So he leaned over, all knee-deep in the frosting as he was, and he said:
“Bit-bit, say a great truth and a real answer: What is the reason that my little ways don’t bother you? Or kill you? Or keep you from making your garment of sweet-grass?”
“Why,” said Bit-bit, in surprise, but never looking up from his work, “Deevy dear, that’s easy.
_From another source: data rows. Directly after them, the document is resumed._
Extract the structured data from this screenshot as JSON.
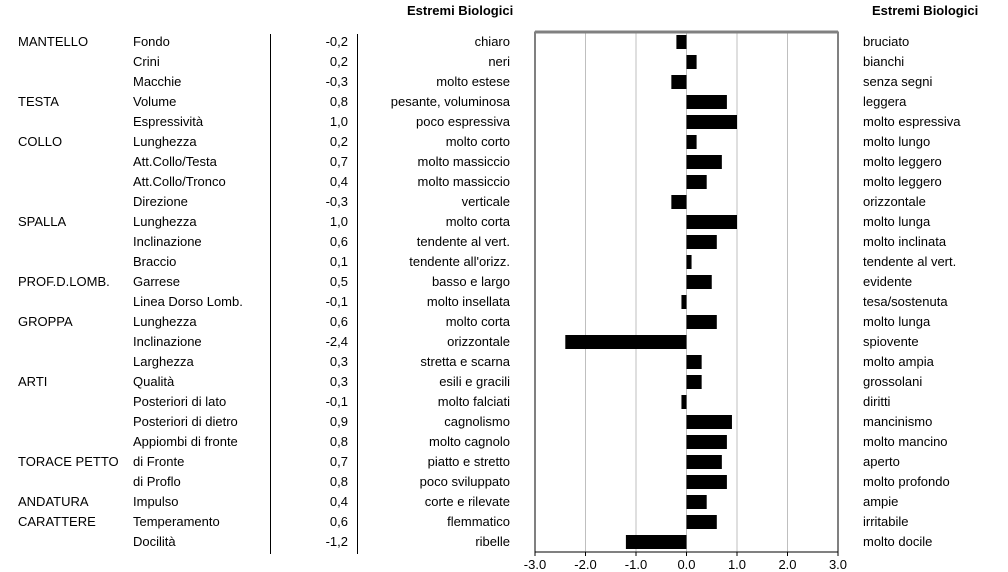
{
  "header_left": "Estremi Biologici",
  "header_right": "Estremi Biologici",
  "rows": [
    {
      "group": "MANTELLO",
      "trait": "Fondo",
      "value_label": "-0,2",
      "left_extreme": "chiaro",
      "right_extreme": "bruciato"
    },
    {
      "group": "",
      "trait": "Crini",
      "value_label": "0,2",
      "left_extreme": "neri",
      "right_extreme": "bianchi"
    },
    {
      "group": "",
      "trait": "Macchie",
      "value_label": "-0,3",
      "left_extreme": "molto estese",
      "right_extreme": "senza segni"
    },
    {
      "group": "TESTA",
      "trait": "Volume",
      "value_label": "0,8",
      "left_extreme": "pesante, voluminosa",
      "right_extreme": "leggera"
    },
    {
      "group": "",
      "trait": "Espressività",
      "value_label": "1,0",
      "left_extreme": "poco espressiva",
      "right_extreme": "molto espressiva"
    },
    {
      "group": "COLLO",
      "trait": "Lunghezza",
      "value_label": "0,2",
      "left_extreme": "molto corto",
      "right_extreme": "molto lungo"
    },
    {
      "group": "",
      "trait": "Att.Collo/Testa",
      "value_label": "0,7",
      "left_extreme": "molto massiccio",
      "right_extreme": "molto leggero"
    },
    {
      "group": "",
      "trait": "Att.Collo/Tronco",
      "value_label": "0,4",
      "left_extreme": "molto massiccio",
      "right_extreme": "molto leggero"
    },
    {
      "group": "",
      "trait": "Direzione",
      "value_label": "-0,3",
      "left_extreme": "verticale",
      "right_extreme": "orizzontale"
    },
    {
      "group": "SPALLA",
      "trait": "Lunghezza",
      "value_label": "1,0",
      "left_extreme": "molto corta",
      "right_extreme": "molto lunga"
    },
    {
      "group": "",
      "trait": "Inclinazione",
      "value_label": "0,6",
      "left_extreme": "tendente al vert.",
      "right_extreme": "molto inclinata"
    },
    {
      "group": "",
      "trait": "Braccio",
      "value_label": "0,1",
      "left_extreme": "tendente all'orizz.",
      "right_extreme": "tendente al vert."
    },
    {
      "group": "PROF.D.LOMB.",
      "trait": "Garrese",
      "value_label": "0,5",
      "left_extreme": "basso e largo",
      "right_extreme": "evidente"
    },
    {
      "group": "",
      "trait": "Linea Dorso Lomb.",
      "value_label": "-0,1",
      "left_extreme": "molto insellata",
      "right_extreme": "tesa/sostenuta"
    },
    {
      "group": "GROPPA",
      "trait": "Lunghezza",
      "value_label": "0,6",
      "left_extreme": "molto corta",
      "right_extreme": "molto lunga"
    },
    {
      "group": "",
      "trait": "Inclinazione",
      "value_label": "-2,4",
      "left_extreme": "orizzontale",
      "right_extreme": "spiovente"
    },
    {
      "group": "",
      "trait": "Larghezza",
      "value_label": "0,3",
      "left_extreme": "stretta e scarna",
      "right_extreme": "molto ampia"
    },
    {
      "group": "ARTI",
      "trait": "Qualità",
      "value_label": "0,3",
      "left_extreme": "esili e gracili",
      "right_extreme": "grossolani"
    },
    {
      "group": "",
      "trait": "Posteriori di lato",
      "value_label": "-0,1",
      "left_extreme": "molto falciati",
      "right_extreme": "diritti"
    },
    {
      "group": "",
      "trait": "Posteriori di dietro",
      "value_label": "0,9",
      "left_extreme": "cagnolismo",
      "right_extreme": "mancinismo"
    },
    {
      "group": "",
      "trait": "Appiombi di fronte",
      "value_label": "0,8",
      "left_extreme": "molto cagnolo",
      "right_extreme": "molto mancino"
    },
    {
      "group": "TORACE PETTO",
      "trait": "di Fronte",
      "value_label": "0,7",
      "left_extreme": "piatto e stretto",
      "right_extreme": "aperto"
    },
    {
      "group": "",
      "trait": "di Proflo",
      "value_label": "0,8",
      "left_extreme": "poco sviluppato",
      "right_extreme": "molto profondo"
    },
    {
      "group": "ANDATURA",
      "trait": "Impulso",
      "value_label": "0,4",
      "left_extreme": "corte e rilevate",
      "right_extreme": "ampie"
    },
    {
      "group": "CARATTERE",
      "trait": "Temperamento",
      "value_label": "0,6",
      "left_extreme": "flemmatico",
      "right_extreme": "irritabile"
    },
    {
      "group": "",
      "trait": "Docilità",
      "value_label": "-1,2",
      "left_extreme": "ribelle",
      "right_extreme": "molto docile"
    }
  ],
  "chart_data": {
    "type": "bar",
    "orientation": "horizontal",
    "categories": [
      "Fondo",
      "Crini",
      "Macchie",
      "Volume",
      "Espressività",
      "Lunghezza",
      "Att.Collo/Testa",
      "Att.Collo/Tronco",
      "Direzione",
      "Lunghezza",
      "Inclinazione",
      "Braccio",
      "Garrese",
      "Linea Dorso Lomb.",
      "Lunghezza",
      "Inclinazione",
      "Larghezza",
      "Qualità",
      "Posteriori di lato",
      "Posteriori di dietro",
      "Appiombi di fronte",
      "di Fronte",
      "di Proflo",
      "Impulso",
      "Temperamento",
      "Docilità"
    ],
    "values": [
      -0.2,
      0.2,
      -0.3,
      0.8,
      1.0,
      0.2,
      0.7,
      0.4,
      -0.3,
      1.0,
      0.6,
      0.1,
      0.5,
      -0.1,
      0.6,
      -2.4,
      0.3,
      0.3,
      -0.1,
      0.9,
      0.8,
      0.7,
      0.8,
      0.4,
      0.6,
      -1.2
    ],
    "xlim": [
      -3.0,
      3.0
    ],
    "x_ticks": [
      -3.0,
      -2.0,
      -1.0,
      0.0,
      1.0,
      2.0,
      3.0
    ],
    "x_tick_labels": [
      "-3.0",
      "-2.0",
      "-1.0",
      "0.0",
      "1.0",
      "2.0",
      "3.0"
    ],
    "grid": true,
    "bar_color": "#000000",
    "grid_color": "#bfbfbf"
  }
}
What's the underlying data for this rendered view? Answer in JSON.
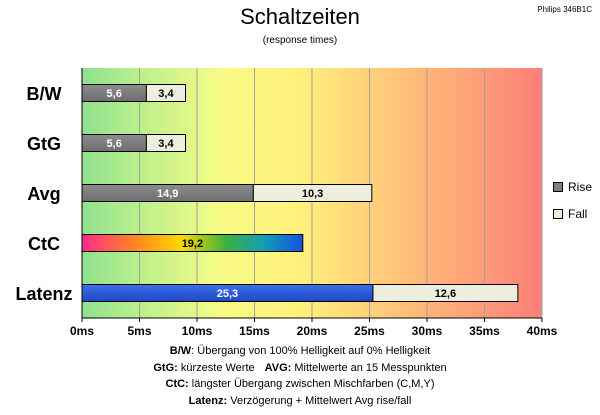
{
  "title": "Schaltzeiten",
  "subtitle": "(response times)",
  "brand": "Philips 346B1C",
  "legend": {
    "rise_label": "Rise",
    "fall_label": "Fall",
    "rise_color": "#808080",
    "fall_color": "#eeeedc"
  },
  "notes": {
    "bw_key": "B/W",
    "bw_text": ":  Übergang von 100% Helligkeit auf 0% Helligkeit",
    "gtg_key": "GtG:",
    "gtg_text": " kürzeste  Werte",
    "avg_key": "AVG:",
    "avg_text": " Mittelwerte  an 15 Messpunkten",
    "ctc_key": "CtC:",
    "ctc_text": " längster Übergang  zwischen Mischfarben  (C,M,Y)",
    "latenz_key": "Latenz:",
    "latenz_text": " Verzögerung  + Mittelwert Avg rise/fall"
  },
  "chart_data": {
    "type": "bar",
    "orientation": "horizontal",
    "stacked": true,
    "title": "Schaltzeiten",
    "subtitle": "(response times)",
    "categories": [
      "B/W",
      "GtG",
      "Avg",
      "CtC",
      "Latenz"
    ],
    "series": [
      {
        "name": "Rise",
        "values": [
          5.6,
          5.6,
          14.9,
          19.2,
          25.3
        ]
      },
      {
        "name": "Fall",
        "values": [
          3.4,
          3.4,
          10.3,
          null,
          12.6
        ]
      }
    ],
    "bar_styles": [
      "gray",
      "gray",
      "gray",
      "rainbow",
      "blue"
    ],
    "xlim": [
      0,
      40
    ],
    "xticks": [
      0,
      5,
      10,
      15,
      20,
      25,
      30,
      35,
      40
    ],
    "xtick_suffix": "ms",
    "grid": true,
    "background": "gradient green-yellow-red",
    "legend_position": "right"
  }
}
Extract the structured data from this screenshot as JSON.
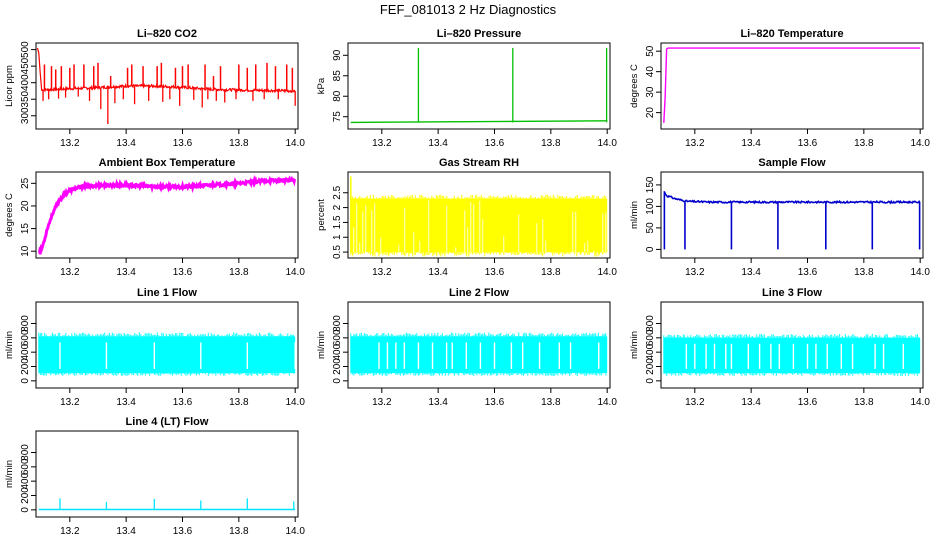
{
  "figure_title": "FEF_081013  2 Hz Diagnostics",
  "chart_data": [
    {
      "name": "li820-co2-panel",
      "type": "line",
      "title": "Li–820 CO2",
      "ylabel": "Licor ppm",
      "color": "#ff0000",
      "xlim": [
        13.08,
        14.01
      ],
      "ylim": [
        260,
        520
      ],
      "x_ticks": [
        13.2,
        13.4,
        13.6,
        13.8,
        14.0
      ],
      "x_tick_labels": [
        "13.2",
        "13.4",
        "13.6",
        "13.8",
        "14.0"
      ],
      "y_ticks": [
        300,
        350,
        400,
        450,
        500
      ],
      "y_tick_labels": [
        "300",
        "350",
        "400",
        "450",
        "500"
      ],
      "series": {
        "start": [
          [
            13.085,
            505
          ],
          [
            13.09,
            490
          ],
          [
            13.095,
            430
          ],
          [
            13.1,
            380
          ]
        ],
        "baseline": [
          [
            13.1,
            378
          ],
          [
            13.2,
            382
          ],
          [
            13.3,
            385
          ],
          [
            13.4,
            390
          ],
          [
            13.5,
            390
          ],
          [
            13.6,
            386
          ],
          [
            13.7,
            380
          ],
          [
            13.8,
            378
          ],
          [
            14.0,
            375
          ]
        ],
        "spikes": [
          [
            13.11,
            455
          ],
          [
            13.135,
            450
          ],
          [
            13.15,
            440
          ],
          [
            13.17,
            450
          ],
          [
            13.2,
            445
          ],
          [
            13.215,
            455
          ],
          [
            13.25,
            455
          ],
          [
            13.285,
            450
          ],
          [
            13.3,
            460
          ],
          [
            13.345,
            420
          ],
          [
            13.405,
            445
          ],
          [
            13.42,
            455
          ],
          [
            13.46,
            450
          ],
          [
            13.51,
            450
          ],
          [
            13.525,
            460
          ],
          [
            13.575,
            445
          ],
          [
            13.6,
            450
          ],
          [
            13.62,
            455
          ],
          [
            13.68,
            455
          ],
          [
            13.71,
            420
          ],
          [
            13.735,
            450
          ],
          [
            13.8,
            455
          ],
          [
            13.83,
            445
          ],
          [
            13.86,
            455
          ],
          [
            13.9,
            460
          ],
          [
            13.93,
            450
          ],
          [
            13.97,
            455
          ],
          [
            13.99,
            445
          ]
        ],
        "dips": [
          [
            13.105,
            345
          ],
          [
            13.125,
            350
          ],
          [
            13.16,
            352
          ],
          [
            13.185,
            355
          ],
          [
            13.23,
            358
          ],
          [
            13.27,
            345
          ],
          [
            13.31,
            320
          ],
          [
            13.335,
            275
          ],
          [
            13.36,
            338
          ],
          [
            13.39,
            350
          ],
          [
            13.43,
            335
          ],
          [
            13.48,
            345
          ],
          [
            13.53,
            342
          ],
          [
            13.555,
            350
          ],
          [
            13.59,
            330
          ],
          [
            13.64,
            348
          ],
          [
            13.67,
            325
          ],
          [
            13.69,
            350
          ],
          [
            13.72,
            345
          ],
          [
            13.75,
            340
          ],
          [
            13.79,
            350
          ],
          [
            13.85,
            345
          ],
          [
            13.89,
            350
          ],
          [
            13.94,
            350
          ],
          [
            14.0,
            330
          ]
        ]
      }
    },
    {
      "name": "li820-pressure-panel",
      "type": "line",
      "title": "Li–820 Pressure",
      "ylabel": "kPa",
      "color": "#00c000",
      "xlim": [
        13.08,
        14.01
      ],
      "ylim": [
        72,
        93
      ],
      "x_ticks": [
        13.2,
        13.4,
        13.6,
        13.8,
        14.0
      ],
      "x_tick_labels": [
        "13.2",
        "13.4",
        "13.6",
        "13.8",
        "14.0"
      ],
      "y_ticks": [
        75,
        80,
        85,
        90
      ],
      "y_tick_labels": [
        "75",
        "80",
        "85",
        "90"
      ],
      "series": {
        "baseline": [
          [
            13.09,
            73.6
          ],
          [
            14.0,
            74.0
          ]
        ],
        "spikes": [
          [
            13.33,
            91.8
          ],
          [
            13.665,
            91.8
          ],
          [
            13.998,
            91.8
          ]
        ]
      }
    },
    {
      "name": "li820-temperature-panel",
      "type": "line",
      "title": "Li–820 Temperature",
      "ylabel": "degrees C",
      "color": "#ff00ff",
      "xlim": [
        13.08,
        14.01
      ],
      "ylim": [
        12,
        54
      ],
      "x_ticks": [
        13.2,
        13.4,
        13.6,
        13.8,
        14.0
      ],
      "x_tick_labels": [
        "13.2",
        "13.4",
        "13.6",
        "13.8",
        "14.0"
      ],
      "y_ticks": [
        20,
        30,
        40,
        50
      ],
      "y_tick_labels": [
        "20",
        "30",
        "40",
        "50"
      ],
      "series": {
        "points": [
          [
            13.09,
            15
          ],
          [
            13.095,
            28
          ],
          [
            13.1,
            51
          ],
          [
            13.105,
            51.5
          ],
          [
            14.0,
            51.5
          ]
        ]
      }
    },
    {
      "name": "ambient-box-temperature-panel",
      "type": "line",
      "title": "Ambient Box Temperature",
      "ylabel": "degrees C",
      "color": "#ff00ff",
      "xlim": [
        13.08,
        14.01
      ],
      "ylim": [
        8.5,
        27.5
      ],
      "x_ticks": [
        13.2,
        13.4,
        13.6,
        13.8,
        14.0
      ],
      "x_tick_labels": [
        "13.2",
        "13.4",
        "13.6",
        "13.8",
        "14.0"
      ],
      "y_ticks": [
        10,
        15,
        20,
        25
      ],
      "y_tick_labels": [
        "10",
        "15",
        "20",
        "25"
      ],
      "series": {
        "points": [
          [
            13.09,
            9.8
          ],
          [
            13.1,
            10.5
          ],
          [
            13.11,
            12.5
          ],
          [
            13.12,
            15
          ],
          [
            13.14,
            18.5
          ],
          [
            13.16,
            21
          ],
          [
            13.18,
            22.5
          ],
          [
            13.2,
            23.5
          ],
          [
            13.25,
            24.3
          ],
          [
            13.3,
            24.5
          ],
          [
            13.4,
            24.6
          ],
          [
            13.5,
            24.3
          ],
          [
            13.6,
            24.2
          ],
          [
            13.7,
            24.6
          ],
          [
            13.8,
            25
          ],
          [
            13.9,
            25.6
          ],
          [
            14.0,
            25.7
          ]
        ]
      }
    },
    {
      "name": "gas-stream-rh-panel",
      "type": "band",
      "title": "Gas Stream RH",
      "ylabel": "percent",
      "color": "#ffff00",
      "xlim": [
        13.08,
        14.01
      ],
      "ylim": [
        0.3,
        3.2
      ],
      "x_ticks": [
        13.2,
        13.4,
        13.6,
        13.8,
        14.0
      ],
      "x_tick_labels": [
        "13.2",
        "13.4",
        "13.6",
        "13.8",
        "14.0"
      ],
      "y_ticks": [
        0.5,
        1.0,
        1.5,
        2.0,
        2.5
      ],
      "y_tick_labels": [
        "0.5",
        "1",
        "1.5",
        "2",
        "2.5"
      ],
      "series": {
        "upper": 2.3,
        "lower": 0.5,
        "x_range": [
          13.09,
          14.0
        ],
        "peak": [
          13.09,
          3.05
        ]
      }
    },
    {
      "name": "sample-flow-panel",
      "type": "line",
      "title": "Sample Flow",
      "ylabel": "ml/min",
      "color": "#0000cc",
      "xlim": [
        13.08,
        14.01
      ],
      "ylim": [
        -20,
        180
      ],
      "x_ticks": [
        13.2,
        13.4,
        13.6,
        13.8,
        14.0
      ],
      "x_tick_labels": [
        "13.2",
        "13.4",
        "13.6",
        "13.8",
        "14.0"
      ],
      "y_ticks": [
        0,
        50,
        100,
        150
      ],
      "y_tick_labels": [
        "0",
        "50",
        "100",
        "150"
      ],
      "series": {
        "points": [
          [
            13.09,
            135
          ],
          [
            13.1,
            125
          ],
          [
            13.13,
            118
          ],
          [
            13.17,
            112
          ],
          [
            13.25,
            110
          ],
          [
            14.0,
            110
          ]
        ],
        "dips": [
          13.092,
          13.165,
          13.33,
          13.495,
          13.665,
          13.83,
          13.998
        ]
      }
    },
    {
      "name": "line1-flow-panel",
      "type": "band",
      "title": "Line 1 Flow",
      "ylabel": "ml/min",
      "color": "#00ffff",
      "xlim": [
        13.08,
        14.01
      ],
      "ylim": [
        -100,
        1100
      ],
      "x_ticks": [
        13.2,
        13.4,
        13.6,
        13.8,
        14.0
      ],
      "x_tick_labels": [
        "13.2",
        "13.4",
        "13.6",
        "13.8",
        "14.0"
      ],
      "y_ticks": [
        0,
        200,
        400,
        600,
        800
      ],
      "y_tick_labels": [
        "0",
        "200",
        "400",
        "600",
        "800"
      ],
      "series": {
        "upper": 620,
        "lower": 110,
        "x_range": [
          13.09,
          14.0
        ],
        "gaps": [
          13.165,
          13.33,
          13.5,
          13.665,
          13.83,
          14.0
        ]
      }
    },
    {
      "name": "line2-flow-panel",
      "type": "band",
      "title": "Line 2 Flow",
      "ylabel": "ml/min",
      "color": "#00ffff",
      "xlim": [
        13.08,
        14.01
      ],
      "ylim": [
        -100,
        1100
      ],
      "x_ticks": [
        13.2,
        13.4,
        13.6,
        13.8,
        14.0
      ],
      "x_tick_labels": [
        "13.2",
        "13.4",
        "13.6",
        "13.8",
        "14.0"
      ],
      "y_ticks": [
        0,
        200,
        400,
        600,
        800
      ],
      "y_tick_labels": [
        "0",
        "200",
        "400",
        "600",
        "800"
      ],
      "series": {
        "upper": 620,
        "lower": 110,
        "x_range": [
          13.09,
          14.0
        ],
        "gaps": [
          13.19,
          13.22,
          13.25,
          13.28,
          13.33,
          13.38,
          13.43,
          13.45,
          13.5,
          13.55,
          13.6,
          13.66,
          13.7,
          13.76,
          13.83,
          13.87,
          13.97
        ]
      }
    },
    {
      "name": "line3-flow-panel",
      "type": "band",
      "title": "Line 3 Flow",
      "ylabel": "ml/min",
      "color": "#00ffff",
      "xlim": [
        13.08,
        14.01
      ],
      "ylim": [
        -100,
        1100
      ],
      "x_ticks": [
        13.2,
        13.4,
        13.6,
        13.8,
        14.0
      ],
      "x_tick_labels": [
        "13.2",
        "13.4",
        "13.6",
        "13.8",
        "14.0"
      ],
      "y_ticks": [
        0,
        200,
        400,
        600,
        800
      ],
      "y_tick_labels": [
        "0",
        "200",
        "400",
        "600",
        "800"
      ],
      "series": {
        "upper": 600,
        "lower": 110,
        "x_range": [
          13.09,
          14.0
        ],
        "gaps": [
          13.17,
          13.2,
          13.24,
          13.27,
          13.31,
          13.33,
          13.39,
          13.43,
          13.47,
          13.5,
          13.55,
          13.6,
          13.63,
          13.67,
          13.72,
          13.76,
          13.84,
          13.87,
          13.94
        ]
      }
    },
    {
      "name": "line4-lt-flow-panel",
      "type": "line",
      "title": "Line 4 (LT) Flow",
      "ylabel": "ml/min",
      "color": "#00e5ff",
      "xlim": [
        13.08,
        14.01
      ],
      "ylim": [
        -100,
        1100
      ],
      "x_ticks": [
        13.2,
        13.4,
        13.6,
        13.8,
        14.0
      ],
      "x_tick_labels": [
        "13.2",
        "13.4",
        "13.6",
        "13.8",
        "14.0"
      ],
      "y_ticks": [
        0,
        200,
        400,
        600,
        800
      ],
      "y_tick_labels": [
        "0",
        "200",
        "400",
        "600",
        "800"
      ],
      "series": {
        "baseline": [
          [
            13.09,
            5
          ],
          [
            14.0,
            5
          ]
        ],
        "spikes": [
          [
            13.165,
            160
          ],
          [
            13.33,
            110
          ],
          [
            13.5,
            150
          ],
          [
            13.665,
            130
          ],
          [
            13.83,
            160
          ],
          [
            13.995,
            120
          ]
        ]
      }
    }
  ]
}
I’m much, much, much too busy.”
“Scrap of a thing,” said the Deev, “too busy to mind cataracts and an earth trampled to trifles and then frosted with all the air there is?”
“Too busy,” assented Bit-bit, snapping off his thread. “And now I do hope you are not going to wrinkle up things any more.”
“No,” said the Deev, with decision, “I ain’t.” (Deevs are always ungrammatical when you take them by surprise.) And he added very shrewdly, for he was a keen Deev and if he saw that he could learn, he was willing to learn, which is three parts of all wisdom: “Little scrap, teach me to do a witchcraft. Teach me to work.”
At that Bit-bit laid down his task in a minute.
“What do you want to make?” he asked.
The Deev thought for a moment.
“I want to make a palace and a garden and a moat for me,” said he. “I’m tired campin’ around in the air.”